Bagaimana Yesus Menanggung Hukuman Kekal Hanya dalam 3 Jam?

Di permukaan, logika penebusan adalah sesuatu yang sangat sederhana.

Kita berdosa dan karenanya berada di bawah murka Allah. Ketika Yesus mati di kayu salib, Dia menderita hukuman yang pantas diterima oleh dosa. Jika kita menaruh iman kita kepada Kristus, kita memiliki hidup yang kekal.

Namun, jika kita menggali lebih dalam, kita menemukan sebuah pertanyaan sulit yang diungkap oleh dua ajaran alkitabiah.
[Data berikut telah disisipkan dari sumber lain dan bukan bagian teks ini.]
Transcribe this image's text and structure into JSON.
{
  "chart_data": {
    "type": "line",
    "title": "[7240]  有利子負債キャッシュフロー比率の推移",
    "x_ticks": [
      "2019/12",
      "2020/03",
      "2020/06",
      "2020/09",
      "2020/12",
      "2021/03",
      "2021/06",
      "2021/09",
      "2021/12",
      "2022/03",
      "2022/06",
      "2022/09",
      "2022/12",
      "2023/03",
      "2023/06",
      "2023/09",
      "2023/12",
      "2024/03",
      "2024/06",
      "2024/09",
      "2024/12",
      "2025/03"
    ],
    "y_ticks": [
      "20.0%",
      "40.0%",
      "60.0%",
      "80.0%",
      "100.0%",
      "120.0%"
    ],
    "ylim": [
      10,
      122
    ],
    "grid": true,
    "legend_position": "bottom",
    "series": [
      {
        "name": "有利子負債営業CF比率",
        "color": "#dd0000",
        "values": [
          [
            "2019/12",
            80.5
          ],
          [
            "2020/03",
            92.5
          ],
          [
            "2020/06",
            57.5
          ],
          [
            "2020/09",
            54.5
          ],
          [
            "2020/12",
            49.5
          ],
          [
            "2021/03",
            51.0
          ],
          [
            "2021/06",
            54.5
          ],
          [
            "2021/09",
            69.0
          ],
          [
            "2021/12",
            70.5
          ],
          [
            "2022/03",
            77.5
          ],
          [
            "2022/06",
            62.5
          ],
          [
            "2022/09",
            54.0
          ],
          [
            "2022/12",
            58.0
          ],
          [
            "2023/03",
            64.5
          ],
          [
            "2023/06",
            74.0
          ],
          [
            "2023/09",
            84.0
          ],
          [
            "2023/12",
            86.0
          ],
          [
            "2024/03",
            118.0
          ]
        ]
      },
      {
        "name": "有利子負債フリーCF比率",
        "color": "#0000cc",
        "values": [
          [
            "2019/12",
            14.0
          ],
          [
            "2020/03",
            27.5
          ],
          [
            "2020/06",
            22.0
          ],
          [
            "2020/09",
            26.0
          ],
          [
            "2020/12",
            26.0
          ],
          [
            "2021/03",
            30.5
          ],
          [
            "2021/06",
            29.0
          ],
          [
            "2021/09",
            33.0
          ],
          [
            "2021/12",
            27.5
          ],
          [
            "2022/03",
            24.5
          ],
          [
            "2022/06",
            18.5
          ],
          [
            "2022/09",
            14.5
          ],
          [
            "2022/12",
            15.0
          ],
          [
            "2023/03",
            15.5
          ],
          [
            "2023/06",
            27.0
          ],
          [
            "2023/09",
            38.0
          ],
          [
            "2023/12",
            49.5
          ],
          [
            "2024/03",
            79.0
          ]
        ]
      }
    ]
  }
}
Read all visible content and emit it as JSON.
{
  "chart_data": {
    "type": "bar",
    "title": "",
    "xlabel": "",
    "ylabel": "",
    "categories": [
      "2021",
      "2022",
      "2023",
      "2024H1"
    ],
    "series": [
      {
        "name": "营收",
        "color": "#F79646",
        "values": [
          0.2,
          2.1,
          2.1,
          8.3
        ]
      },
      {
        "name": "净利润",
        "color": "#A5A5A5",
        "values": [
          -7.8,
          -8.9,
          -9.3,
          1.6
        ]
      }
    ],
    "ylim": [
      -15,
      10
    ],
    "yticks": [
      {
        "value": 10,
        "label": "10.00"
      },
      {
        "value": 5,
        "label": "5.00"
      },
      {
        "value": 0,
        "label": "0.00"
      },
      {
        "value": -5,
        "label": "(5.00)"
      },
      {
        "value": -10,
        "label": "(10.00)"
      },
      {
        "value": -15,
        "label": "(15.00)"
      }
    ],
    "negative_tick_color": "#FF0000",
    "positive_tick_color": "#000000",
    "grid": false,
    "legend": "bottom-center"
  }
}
Pertama, dosa terhadap Allah menuntut hukuman kekal (Mat. 18:8; 2Tes. 1:9; Why. 14:11; 20:10).

Gambar: Yesus Salib

Kedua, Yesus mati, dikuburkan, dan bangkit pada hari ketiga. Dia tidak dihukum selamanya. Dia tidak lagi mengalami murka Allah, bahkan Dia duduk di sebelah kanan Allah Bapa (Ibr. 9:25-26).

Kedua kebenaran ini menimbulkan pertanyaan: Bagaimana mungkin Yesus menerima hukuman penuh atas dosa (hukuman kekal) jika Dia tidak menderita selamanya? Untuk menjawabnya, kita harus mengajukan empat pertanyaan tambahan yang sesuai dengan logika penebusan.

1. Apa Itu Kematian?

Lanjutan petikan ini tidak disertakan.